Thio-groups decorated covalent triazine frameworks for selective mercury removal

Covalent triazine frameworks (CTFs) as a kind of covalent organic framework (COF) materials show great potential for practical application by virtue of their high stability and facile large-scale synthesis. In this work, we developed three CTFs (MSCTF-1, MSCTF-2, and xSCTF-2) of different pore size decorated with S-groups using different functionalization methods for achieving selective Hg2+ removal from aqueous solutions. The material structures were comprehensively studied by gas adsorption, IR and XPS, etc. Among them, the MSCTF-2 with 24.45% S content showed the highest Hg2+ adsorption capacity of 840.5 mg g(-1), while MSCTF-1 exhibiting much larger distribution coefficient of 1.67 x 10(8) mL g(-1) renders an exceptionally high efficiency for reducing the concentration of Hg2+ contaminated water to less than 0.03 mu g L-1. Moreover, the MSCTFs show distinct features of: (i) high selectivity toward Hg2+ over various transition metal ions; (ii) high stability over a wide pH range from pH 1 to 12; and (iii) good recyclability with 94% of Hg2+ removal over five consecutive cycles.
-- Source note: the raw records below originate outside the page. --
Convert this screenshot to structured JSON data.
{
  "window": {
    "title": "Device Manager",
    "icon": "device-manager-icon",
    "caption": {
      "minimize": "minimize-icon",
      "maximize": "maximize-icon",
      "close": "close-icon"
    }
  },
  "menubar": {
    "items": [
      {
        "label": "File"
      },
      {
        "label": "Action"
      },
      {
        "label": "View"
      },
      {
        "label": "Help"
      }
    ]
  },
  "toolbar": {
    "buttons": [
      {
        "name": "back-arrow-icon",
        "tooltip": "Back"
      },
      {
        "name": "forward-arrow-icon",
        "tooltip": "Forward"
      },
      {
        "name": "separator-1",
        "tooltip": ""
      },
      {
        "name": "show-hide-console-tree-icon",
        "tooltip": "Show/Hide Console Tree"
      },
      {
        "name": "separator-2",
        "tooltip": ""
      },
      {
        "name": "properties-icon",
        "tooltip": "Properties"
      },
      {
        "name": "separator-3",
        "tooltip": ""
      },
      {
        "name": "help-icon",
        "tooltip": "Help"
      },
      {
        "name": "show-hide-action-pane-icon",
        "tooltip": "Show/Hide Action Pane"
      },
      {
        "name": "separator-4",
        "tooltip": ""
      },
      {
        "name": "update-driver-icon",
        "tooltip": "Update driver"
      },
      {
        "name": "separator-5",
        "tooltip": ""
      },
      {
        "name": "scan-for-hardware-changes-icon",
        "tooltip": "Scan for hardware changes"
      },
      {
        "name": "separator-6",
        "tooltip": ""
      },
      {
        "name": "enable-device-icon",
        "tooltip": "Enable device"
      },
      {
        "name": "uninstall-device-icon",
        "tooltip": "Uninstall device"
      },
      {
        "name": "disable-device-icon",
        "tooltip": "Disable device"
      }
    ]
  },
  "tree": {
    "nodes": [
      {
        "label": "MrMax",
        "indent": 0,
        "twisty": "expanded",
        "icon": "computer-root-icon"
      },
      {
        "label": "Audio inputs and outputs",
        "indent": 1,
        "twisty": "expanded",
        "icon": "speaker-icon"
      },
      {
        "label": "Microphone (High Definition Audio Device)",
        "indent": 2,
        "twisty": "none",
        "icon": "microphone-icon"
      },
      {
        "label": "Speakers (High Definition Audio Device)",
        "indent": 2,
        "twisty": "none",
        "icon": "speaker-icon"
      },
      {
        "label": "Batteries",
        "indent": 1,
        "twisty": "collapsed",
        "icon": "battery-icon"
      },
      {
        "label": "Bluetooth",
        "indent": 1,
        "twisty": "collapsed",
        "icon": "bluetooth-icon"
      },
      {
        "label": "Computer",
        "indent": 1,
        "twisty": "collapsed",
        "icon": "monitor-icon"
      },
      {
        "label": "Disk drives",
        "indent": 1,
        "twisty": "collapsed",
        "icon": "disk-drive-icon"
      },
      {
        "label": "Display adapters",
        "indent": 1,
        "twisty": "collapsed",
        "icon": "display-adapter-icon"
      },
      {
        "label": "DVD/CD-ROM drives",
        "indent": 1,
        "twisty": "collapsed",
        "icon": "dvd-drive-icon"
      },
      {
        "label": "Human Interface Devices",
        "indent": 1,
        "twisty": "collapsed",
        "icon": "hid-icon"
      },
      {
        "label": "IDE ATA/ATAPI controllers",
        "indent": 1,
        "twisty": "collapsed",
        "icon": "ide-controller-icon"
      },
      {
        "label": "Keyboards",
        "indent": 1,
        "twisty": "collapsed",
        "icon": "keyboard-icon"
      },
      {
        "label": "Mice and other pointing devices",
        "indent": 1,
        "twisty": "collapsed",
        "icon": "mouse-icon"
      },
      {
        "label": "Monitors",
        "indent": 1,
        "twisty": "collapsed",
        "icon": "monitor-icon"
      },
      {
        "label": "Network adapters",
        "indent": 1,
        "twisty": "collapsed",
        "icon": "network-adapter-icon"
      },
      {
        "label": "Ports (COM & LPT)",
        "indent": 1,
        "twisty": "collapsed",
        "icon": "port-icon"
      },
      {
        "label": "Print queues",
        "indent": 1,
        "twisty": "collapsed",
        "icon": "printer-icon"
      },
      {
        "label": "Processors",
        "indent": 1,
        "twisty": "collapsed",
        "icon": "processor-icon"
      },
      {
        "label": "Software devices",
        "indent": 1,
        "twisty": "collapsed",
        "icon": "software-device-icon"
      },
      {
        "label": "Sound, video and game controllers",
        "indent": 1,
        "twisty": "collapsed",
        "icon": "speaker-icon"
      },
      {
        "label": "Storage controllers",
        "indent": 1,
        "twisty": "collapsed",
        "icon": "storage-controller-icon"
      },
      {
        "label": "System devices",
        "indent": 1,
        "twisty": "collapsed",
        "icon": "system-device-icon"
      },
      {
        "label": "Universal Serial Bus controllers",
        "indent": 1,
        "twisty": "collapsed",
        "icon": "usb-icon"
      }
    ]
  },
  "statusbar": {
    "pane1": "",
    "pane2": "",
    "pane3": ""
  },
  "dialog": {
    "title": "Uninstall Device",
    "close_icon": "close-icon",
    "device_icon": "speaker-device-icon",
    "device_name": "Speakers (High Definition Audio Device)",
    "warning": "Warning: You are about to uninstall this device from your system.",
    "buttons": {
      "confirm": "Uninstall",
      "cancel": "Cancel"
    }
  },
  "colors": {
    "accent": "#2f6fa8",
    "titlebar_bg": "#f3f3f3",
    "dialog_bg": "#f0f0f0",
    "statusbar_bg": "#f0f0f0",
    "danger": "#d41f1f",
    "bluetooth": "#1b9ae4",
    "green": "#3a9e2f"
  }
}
The Hg2+ adsorption on functionalized CTFs followed pseudo-second-order kinetics and Langmuir isotherm. Our results revealed the material structure-performance relationship that the adsorption capacities depend on the binding site density whereas the distribution coefficient is essential to the removal efficiency.

Automated summary

In this study, three Covalent Triazine Frameworks (CTFs) decorated with S-groups were developed for selective removal of Hg2+ from aqueous solutions. Among them, MSCTF-2 showed the highest Hg2+ adsorption capacity, while MSCTF-1 exhibited exceptional efficiency for reducing Hg2+ concentration. The adsorption process followed pseudo-second-order kinetics and Langmuir isotherm, with adsorption capacities dependent on binding site density and distribution coefficient being essential to removal efficiency.